6TH AFRICAN CONFERENCE OF AGRICULTURAL ECONOMISTS

August 2, 2019

Rising to meet new challenges: Africa's agricultural development beyond 2020 Vision is the theme for the 6th African Association of Agricultural Economists triennial conference. The conference will be held in Abuja, Nigeria, from 23-26 September, 2019.

The conference will explore the recent developments in agricultural systems across Africa. Key drivers of change include population growth, rapid urbanization, productivity enhancing innovation, climate change, the rise of agri-preneurship, land reform, as well as policy and investment priorities by governments and development partners. To be relevant in the midst of this dizzying array of new developments, agricultural economists must put these developments in context, present evidence on their causes and consequences, and anticipate the policy challenges that governments will be facing and seeking guidance on in the next few years. This conference will bring together leading scholars, policy makers, agribusiness representatives and development practitioners to examine how these new mega-trends are shaping agricultural development in Africa.

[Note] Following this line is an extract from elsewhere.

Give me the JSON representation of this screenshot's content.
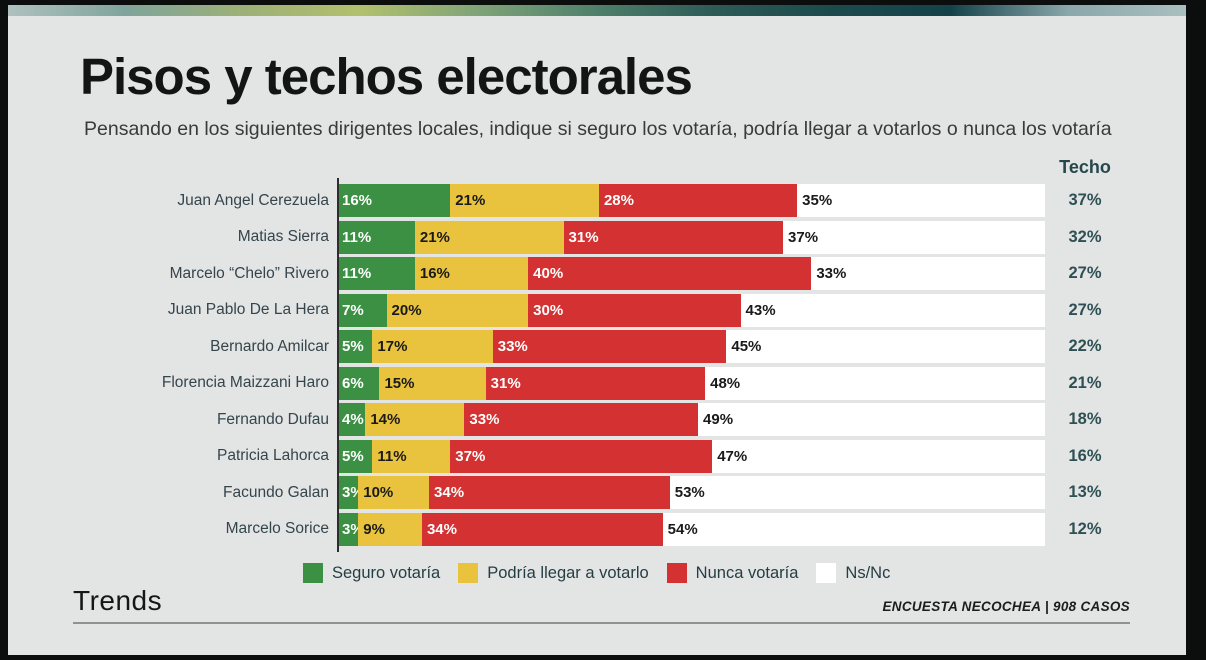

Visit the conference website for more information.

On September 23, PIM will host an invited panel on "The Role of Institutional Capacity Development in Africa’s Agricultural Transformation" moderated by Dr. Frank Place, PIM Director, and Prof. Thomas Jayne, University Foundation Professor of Agricultural, Food, and Resource Economics at Michigan State University and co-leader of PIM’s Flagship 2: Economywide Factors Affecting Agricultural Growth and Rural Transformation. The session will highlight ways in which African universities and policy institutes need to adapt and respond to the changing skill sets demanded of agricultural economists in the region, especially by a rapidly growing agribusiness sector. For more information, see the session proposal.

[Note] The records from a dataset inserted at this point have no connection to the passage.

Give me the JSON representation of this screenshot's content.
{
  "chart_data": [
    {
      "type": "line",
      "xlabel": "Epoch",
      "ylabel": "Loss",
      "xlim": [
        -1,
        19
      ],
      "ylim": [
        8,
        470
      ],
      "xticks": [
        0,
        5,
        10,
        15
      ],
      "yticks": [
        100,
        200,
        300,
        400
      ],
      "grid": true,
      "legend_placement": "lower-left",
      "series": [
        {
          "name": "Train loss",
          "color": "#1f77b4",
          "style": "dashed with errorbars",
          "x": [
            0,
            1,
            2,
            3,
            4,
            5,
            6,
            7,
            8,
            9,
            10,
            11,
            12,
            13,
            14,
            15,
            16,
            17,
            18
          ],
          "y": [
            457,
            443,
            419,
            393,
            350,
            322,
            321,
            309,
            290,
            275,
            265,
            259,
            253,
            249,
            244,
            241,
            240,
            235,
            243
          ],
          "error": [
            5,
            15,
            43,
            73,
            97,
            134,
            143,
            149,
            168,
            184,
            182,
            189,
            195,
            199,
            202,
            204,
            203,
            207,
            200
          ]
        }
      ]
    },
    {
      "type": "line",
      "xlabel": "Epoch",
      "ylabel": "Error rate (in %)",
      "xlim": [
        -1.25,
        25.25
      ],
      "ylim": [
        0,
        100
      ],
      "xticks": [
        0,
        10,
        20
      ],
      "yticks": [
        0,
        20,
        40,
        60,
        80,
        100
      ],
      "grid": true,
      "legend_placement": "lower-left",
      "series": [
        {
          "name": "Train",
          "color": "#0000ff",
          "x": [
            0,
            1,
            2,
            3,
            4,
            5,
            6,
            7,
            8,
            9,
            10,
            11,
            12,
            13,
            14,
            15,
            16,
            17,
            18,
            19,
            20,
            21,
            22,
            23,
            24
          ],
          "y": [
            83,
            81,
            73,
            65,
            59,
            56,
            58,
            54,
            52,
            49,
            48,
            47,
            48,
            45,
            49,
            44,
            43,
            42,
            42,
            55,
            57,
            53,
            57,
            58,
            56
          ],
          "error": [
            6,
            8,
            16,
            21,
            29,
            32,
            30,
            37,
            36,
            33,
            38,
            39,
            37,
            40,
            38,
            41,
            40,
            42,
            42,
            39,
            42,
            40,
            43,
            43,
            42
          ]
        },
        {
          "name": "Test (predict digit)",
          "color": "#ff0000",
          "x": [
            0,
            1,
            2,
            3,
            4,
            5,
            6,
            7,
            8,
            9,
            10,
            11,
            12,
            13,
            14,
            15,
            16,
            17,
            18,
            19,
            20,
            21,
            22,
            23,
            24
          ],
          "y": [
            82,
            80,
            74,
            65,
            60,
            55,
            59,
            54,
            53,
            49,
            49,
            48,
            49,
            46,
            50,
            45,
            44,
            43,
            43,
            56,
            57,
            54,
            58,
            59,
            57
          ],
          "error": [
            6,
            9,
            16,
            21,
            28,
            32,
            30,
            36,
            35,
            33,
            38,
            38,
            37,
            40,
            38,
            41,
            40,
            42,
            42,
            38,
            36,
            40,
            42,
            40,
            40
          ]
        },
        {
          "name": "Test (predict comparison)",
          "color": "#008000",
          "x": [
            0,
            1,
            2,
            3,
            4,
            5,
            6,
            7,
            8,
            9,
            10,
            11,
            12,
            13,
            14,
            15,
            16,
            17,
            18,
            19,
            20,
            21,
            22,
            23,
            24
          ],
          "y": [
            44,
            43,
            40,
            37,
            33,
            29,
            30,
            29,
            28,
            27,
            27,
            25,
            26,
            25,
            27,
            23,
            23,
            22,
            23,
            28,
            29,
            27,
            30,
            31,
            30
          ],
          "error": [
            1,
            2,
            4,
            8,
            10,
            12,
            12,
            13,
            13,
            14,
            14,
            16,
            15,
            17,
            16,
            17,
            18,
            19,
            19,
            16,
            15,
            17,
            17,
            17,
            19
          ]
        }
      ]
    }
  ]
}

Prof. Jayne will also present PIM-supported work on the rise of medium-scale farmers in Africa, co-authored with Dr. Milu Muyanga. A major finding of this work is that farms between 5-20 hectare, while generally accounting for under 10 percent of all farms, have contributed at least 40 percent of the additional value of the national agricultural output between 2005 and 2015 in most of the countries analyzed, highlighting the growing importance of middle-sized farms in African agriculture.